Bornaz et al. [6] showed that the fermentation of Arabian mare’s milk with lactic acid bacteria increased EC dramatically. They suggested that the factor of the increase in EC could be explained by the phenomenon in which minerals dissolve as ions due to the demineralization of micelles caused by the acidification of mare’s milk. The acidification is caused by the conversion of lactose to lactate as a result of the metabolism of lactic acid bacteria. Yoshida et al. [7] and Lanzanova et al. [8] measured the change of EC in bovine milk during lactic acid fermentation and concluded that it was useful to evaluate the growth and metabolic activity of lactic acid bacteria in milk. Mukchetti et al. [9] studied the mechanism of EC elevation in milk caused by acidification and found that both the fermentation of lactose to lactic acid and the acidification of milk changes the equilibria of the buffer systems and solubilizes casein-bound calcium, and phosphorus salts cause the elevation of EC. In this study, the mean EC-value of the high-score group was lower than that of the low-score group even though the degree of acidification (the mean pH-value) was similar between the two groups. Although the difference was not statistically significant, both calcium and phosphorus concentrations were slightly lower in the high-score group compared to the low-score group. This may have resulted in a difference in EC-values between the two groups, but requires further studies.

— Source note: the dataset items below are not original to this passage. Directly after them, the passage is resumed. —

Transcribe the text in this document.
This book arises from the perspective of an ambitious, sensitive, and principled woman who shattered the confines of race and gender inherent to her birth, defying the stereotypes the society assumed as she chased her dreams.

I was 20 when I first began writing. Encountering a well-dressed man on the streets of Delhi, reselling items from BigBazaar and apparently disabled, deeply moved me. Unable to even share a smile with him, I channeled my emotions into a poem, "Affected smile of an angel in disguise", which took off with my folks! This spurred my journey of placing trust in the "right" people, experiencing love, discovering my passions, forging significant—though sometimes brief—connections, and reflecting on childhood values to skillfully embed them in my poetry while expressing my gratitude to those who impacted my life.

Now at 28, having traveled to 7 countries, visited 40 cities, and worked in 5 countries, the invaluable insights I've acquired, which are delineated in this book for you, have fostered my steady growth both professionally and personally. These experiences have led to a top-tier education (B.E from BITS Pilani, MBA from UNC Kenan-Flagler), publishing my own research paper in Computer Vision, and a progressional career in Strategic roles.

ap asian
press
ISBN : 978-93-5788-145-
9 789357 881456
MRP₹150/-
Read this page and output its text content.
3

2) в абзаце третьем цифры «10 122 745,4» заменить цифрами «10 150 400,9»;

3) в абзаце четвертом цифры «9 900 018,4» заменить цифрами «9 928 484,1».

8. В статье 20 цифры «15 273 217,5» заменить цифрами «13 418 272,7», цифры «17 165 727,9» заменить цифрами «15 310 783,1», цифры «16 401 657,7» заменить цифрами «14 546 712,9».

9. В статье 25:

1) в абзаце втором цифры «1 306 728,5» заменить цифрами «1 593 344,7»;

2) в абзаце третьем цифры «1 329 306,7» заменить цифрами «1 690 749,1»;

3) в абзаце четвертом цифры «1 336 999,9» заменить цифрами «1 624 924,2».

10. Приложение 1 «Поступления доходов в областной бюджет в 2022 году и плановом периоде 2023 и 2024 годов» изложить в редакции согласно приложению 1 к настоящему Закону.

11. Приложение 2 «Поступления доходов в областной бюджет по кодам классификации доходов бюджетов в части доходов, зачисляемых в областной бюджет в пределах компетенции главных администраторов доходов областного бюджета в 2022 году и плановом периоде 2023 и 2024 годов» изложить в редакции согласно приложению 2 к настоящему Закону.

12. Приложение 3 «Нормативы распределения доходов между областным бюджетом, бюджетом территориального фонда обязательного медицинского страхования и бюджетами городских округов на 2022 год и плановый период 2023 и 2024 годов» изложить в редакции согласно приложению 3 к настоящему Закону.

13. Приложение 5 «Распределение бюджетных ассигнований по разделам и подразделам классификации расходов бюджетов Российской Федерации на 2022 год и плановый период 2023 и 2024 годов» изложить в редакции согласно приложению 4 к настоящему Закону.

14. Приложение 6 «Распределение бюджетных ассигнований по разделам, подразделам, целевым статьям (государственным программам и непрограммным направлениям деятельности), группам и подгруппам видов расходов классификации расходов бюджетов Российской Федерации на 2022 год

It is known that not only lactic acid bacteria but also many microorganisms, such as yeasts, are involved in airag [10,11,12,13,14,15], and both lactic acid bacteria and yeast have stimulatory and inhibitory effects on each other [16]. A change of EC was also observed in yeast cultures [17], and it was used to analyze the metabolic activity of lactic acid bacteria and yeasts during the lactic-acid‒alcohol fermentation of goat’s milk and mixtures of goat’s milk and mare’s milk [18]. Applying the above discussion to this study, the EC-value is considered to indicate the result of microbial metabolism activity.

To the best of our knowledge, this study is the first to investigate a relationship between sensory taste evaluation and the properties of airag and the first to determine the relationship of the sensory taste evaluation and the EC-value. Since the EC-value can be easily measured on site, it can be expected to be a useful indicator for controlling the domestic production of airag. A further study is also needed on the fermentation and the EC of airag.